Arguably, children’s fiction is historically entrenched in fantasy. John Goldthwaite examines this in detail in his book The Natural History of Make-Believe, which looks at the history of children’s fantasy fiction from Perrault forward, and I would recommend this book to anyone studying children’s literature (despite his disdain for Narnia). If we talk about the history of children’s books, we’re talking about books like Alice in Wonderland, The Water-Babies, Peter and Wendy and even books like The Chronicles of Narnia, despite the fact that these books are probably in the minority of the genre that comprise children’s literature as a whole. But if we examine just the history of fantasy novels, there’s a clear progression from the didactic lectures of The Water-Babies to The Chronicles of Narnia, but after the 70s and 80s, things begin to get a little murky – possibly because of Dianna Wynne Jones, whose excellent Chrestomanci and Howl (or maybe, more accurately, Sophie Hatter) books began to change the perception of children’s fantasy by poking holes in tropes, or because of the inception of American children’s fantasy with authors like Tamora Pierce.
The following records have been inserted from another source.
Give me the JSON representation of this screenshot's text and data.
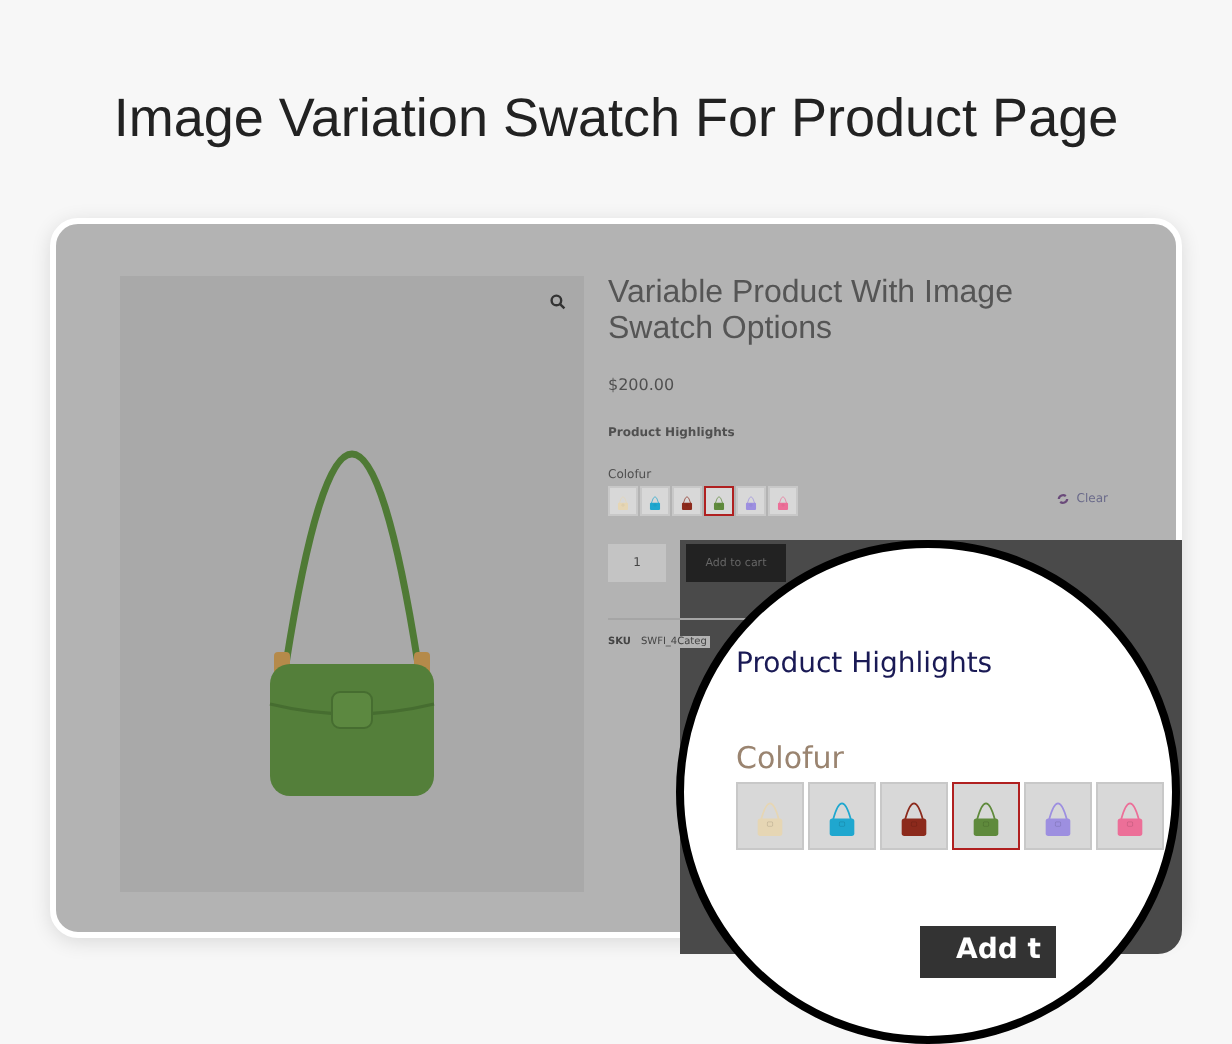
{
  "heading": "Image Variation Swatch For Product Page",
  "product": {
    "title": "Variable Product With Image Swatch Options",
    "price": "$200.00",
    "highlights": "Product Highlights",
    "attribute": "Colofur",
    "clear": "Clear",
    "quantity": "1",
    "add_to_cart": "Add to cart",
    "sku_label": "SKU",
    "sku_value": "SWFI_4Categ",
    "swatches": [
      {
        "color": "#e6d6b4",
        "selected": false
      },
      {
        "color": "#1fa7cf",
        "selected": false
      },
      {
        "color": "#8c2a1c",
        "selected": false
      },
      {
        "color": "#5f8a3c",
        "selected": true
      },
      {
        "color": "#9d8fe0",
        "selected": false
      },
      {
        "color": "#ec6f98",
        "selected": false
      }
    ]
  },
  "magnifier": {
    "highlights": "Product Highlights",
    "attribute": "Colofur",
    "add_to_cart": "Add t",
    "swatches": [
      {
        "color": "#e6d6b4",
        "selected": false
      },
      {
        "color": "#1fa7cf",
        "selected": false
      },
      {
        "color": "#8c2a1c",
        "selected": false
      },
      {
        "color": "#5f8a3c",
        "selected": true
      },
      {
        "color": "#9d8fe0",
        "selected": false
      },
      {
        "color": "#ec6f98",
        "selected": false
      }
    ]
  }
}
It’s Tamora Pierce who holds a particularly interesting place in young adult fantasy. Her first novels were not originally intended for a child audience, but were then edited down from adult to young adult fiction, which was probably to her benefit. Alanna is an excellent young female protagonist (although admittedly, with purple eyes, magic, divine intervention and two handsome and well-placed love interests, the definition of a Mary-Sue) because she is brave, assertive, stubborn, and in a genre where brave, assertive and stubborn girls often need to be rescued in a strange kind of inversion of feminism, she does a majority of the saving. 

But the Lioness quartet was fairly standard fantasy fare, where war and violence was kept relatively at arms length – Alanna may have engaged in violence, but it was the kind of violence that didn’t examine violence for the sake of the examination (which is, arguably, what Martin has tried to shift the fantasy genre towards). Instead it has violence as an aspect of being a knight, and is more focused on topics like destructive patriarchy and misogyny as an inherent feature of fantasy world. In fact, Pierce has been pretty consistent in trying to deliver female protagonists in her Tortall books whose mission is to dismantle the notions of male superiority, and she’s been relatively good at doing it.

But it’s the evolution of her work – from the misadventures of a lady knight who spent her first 8 years as a knight-in-training disguised as a boy to her most current works, which are aware of, and examine issues like cultural misogyny even in kingdoms ruled by women (The Will of the Empress) to the inception of PTSD from war and atrocities (Battle Magic) that begin to demonstrate the real evolution of fantasy from the relatively innocent world of Narnia and Neverland into something more sophisticated an adult. It would have been impossible for for work like Battle Magic to exist without Alanna, but I suspect that it’s not Martin’s world (which, incidentally, was being released around the same time as the Pierce’s early work) but more due to Harry Potter and the observation made by editors that children were in fact capable of not only reading but processing what were previously adult themes.

I hesitate to bring Harry Potter into this post because the analysis of Harry Potter and the impact that Rowling has on the publishing of children’s fiction is a post on its own. But I do think, thinking on this as a whole, adult fiction does inform children’s work, as any majority influences a minority.